Shirleyanne and Jim Burch, with their adult daughter, stayed at Bignell Street Motel last year. Shirleyanne says her daughter was trying to adjust the shower temperature when the handle flew off, sending hot water streaming down the wall and flooding the bathroom.
“We contacted the motelier by phone as he was not on site. He suggested we turn off the little plastic levers behind the mixer plate, which had also fallen to the floor,” she says. They managed to turn off the water and were given access to a bathroom in an adjoining unit for the rest of their stay.
About a month later, they received a $102 invoice from the motel for repair of the shower. The couple immediately disputed the bill but were told by the motel manager “whoever breaks it, pays for it”. If the bill wasn’t paid within seven days, the motel said it would pass it to Baycorp and “it will affect your credit rating”.
The motel argued excessive force must have been used to cause the handle to break. But the couple sought an opinion from the shower manufacturer, which suggested worn seals were the likely cause of the problem. When they informed the motel, the manager replied the showers were serviced regularly. He said there would be no further correspondence and payment was required.
Despite the bill being in dispute, the motel sent it to Baycorp.
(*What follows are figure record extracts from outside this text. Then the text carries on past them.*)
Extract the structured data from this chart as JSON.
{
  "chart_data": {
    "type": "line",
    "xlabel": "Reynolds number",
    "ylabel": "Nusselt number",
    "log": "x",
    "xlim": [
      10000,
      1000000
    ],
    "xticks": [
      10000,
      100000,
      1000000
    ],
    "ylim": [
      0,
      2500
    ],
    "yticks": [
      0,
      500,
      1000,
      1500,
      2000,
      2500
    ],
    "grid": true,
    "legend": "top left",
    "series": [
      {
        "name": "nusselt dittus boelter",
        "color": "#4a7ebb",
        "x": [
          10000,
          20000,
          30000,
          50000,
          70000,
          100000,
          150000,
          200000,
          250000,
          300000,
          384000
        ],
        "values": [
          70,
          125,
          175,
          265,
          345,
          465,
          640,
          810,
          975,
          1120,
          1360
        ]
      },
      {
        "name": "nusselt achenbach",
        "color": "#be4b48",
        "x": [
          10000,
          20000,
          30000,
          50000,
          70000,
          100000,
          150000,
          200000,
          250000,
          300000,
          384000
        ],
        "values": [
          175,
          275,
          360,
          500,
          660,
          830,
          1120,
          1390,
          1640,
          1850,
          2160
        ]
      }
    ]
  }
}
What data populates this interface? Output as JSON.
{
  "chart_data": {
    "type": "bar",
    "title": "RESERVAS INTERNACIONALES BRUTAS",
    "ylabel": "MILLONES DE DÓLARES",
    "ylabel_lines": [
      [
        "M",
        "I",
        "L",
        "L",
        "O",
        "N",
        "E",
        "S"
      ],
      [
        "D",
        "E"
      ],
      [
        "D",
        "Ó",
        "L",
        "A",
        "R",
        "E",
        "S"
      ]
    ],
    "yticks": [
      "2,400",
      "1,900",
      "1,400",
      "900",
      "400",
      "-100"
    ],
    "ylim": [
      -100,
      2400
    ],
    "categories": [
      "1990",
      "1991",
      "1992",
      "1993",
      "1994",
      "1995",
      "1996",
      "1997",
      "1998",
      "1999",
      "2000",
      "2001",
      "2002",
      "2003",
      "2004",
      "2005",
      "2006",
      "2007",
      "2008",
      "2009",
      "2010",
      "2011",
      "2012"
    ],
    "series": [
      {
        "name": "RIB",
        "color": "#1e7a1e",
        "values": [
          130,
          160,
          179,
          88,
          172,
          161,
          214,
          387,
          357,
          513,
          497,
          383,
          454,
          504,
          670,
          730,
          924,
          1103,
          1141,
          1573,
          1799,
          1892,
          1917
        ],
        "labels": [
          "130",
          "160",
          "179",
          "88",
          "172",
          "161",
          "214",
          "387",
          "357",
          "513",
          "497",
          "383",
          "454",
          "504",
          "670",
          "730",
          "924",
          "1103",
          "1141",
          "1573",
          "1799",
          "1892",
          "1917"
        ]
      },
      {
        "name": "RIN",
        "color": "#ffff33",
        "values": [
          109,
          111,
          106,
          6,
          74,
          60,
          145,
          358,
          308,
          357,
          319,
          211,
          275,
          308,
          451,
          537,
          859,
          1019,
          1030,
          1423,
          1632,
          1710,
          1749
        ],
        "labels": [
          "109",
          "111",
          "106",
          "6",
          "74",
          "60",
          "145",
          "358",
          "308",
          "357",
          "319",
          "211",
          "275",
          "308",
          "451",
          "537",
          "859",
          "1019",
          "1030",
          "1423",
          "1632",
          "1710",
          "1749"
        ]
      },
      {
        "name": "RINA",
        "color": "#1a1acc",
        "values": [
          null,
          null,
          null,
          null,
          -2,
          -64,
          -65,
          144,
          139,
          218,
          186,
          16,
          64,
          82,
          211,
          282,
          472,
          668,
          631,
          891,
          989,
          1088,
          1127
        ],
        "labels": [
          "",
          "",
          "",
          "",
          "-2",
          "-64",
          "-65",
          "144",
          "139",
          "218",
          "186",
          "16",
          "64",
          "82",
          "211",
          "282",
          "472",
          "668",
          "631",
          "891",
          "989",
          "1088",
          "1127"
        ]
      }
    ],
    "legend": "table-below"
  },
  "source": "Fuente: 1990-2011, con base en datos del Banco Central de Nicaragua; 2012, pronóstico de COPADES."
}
Shirleyanne says they were “hounded” for payment. “As we’d had no previous dealings with debt collection agencies, we found this episode stressful,” she says.
The couple took the matter to the Disputes Tribunal, which found they didn’t owe the money and ordered the motel to advise Baycorp of this. The tribunal referee determined the motel hadn’t shown the couple were liable for damage to the shower and therefore had no claim.
Bignell Street Motel did not provide comment on this case.
Under the Consumer Guarantees Act, motels must take reasonable care and skill in providing their services. If accommodation is not fit for purpose, the motel has to put things right.
If a dispute occurs over a bill with a motel – or any other business – the onus is on the company to establish the debt is owing before sending it to the debt collectors. Dispute the debt immediately, in writing. If you can't resolve matters, take your case to the Disputes Tribunal.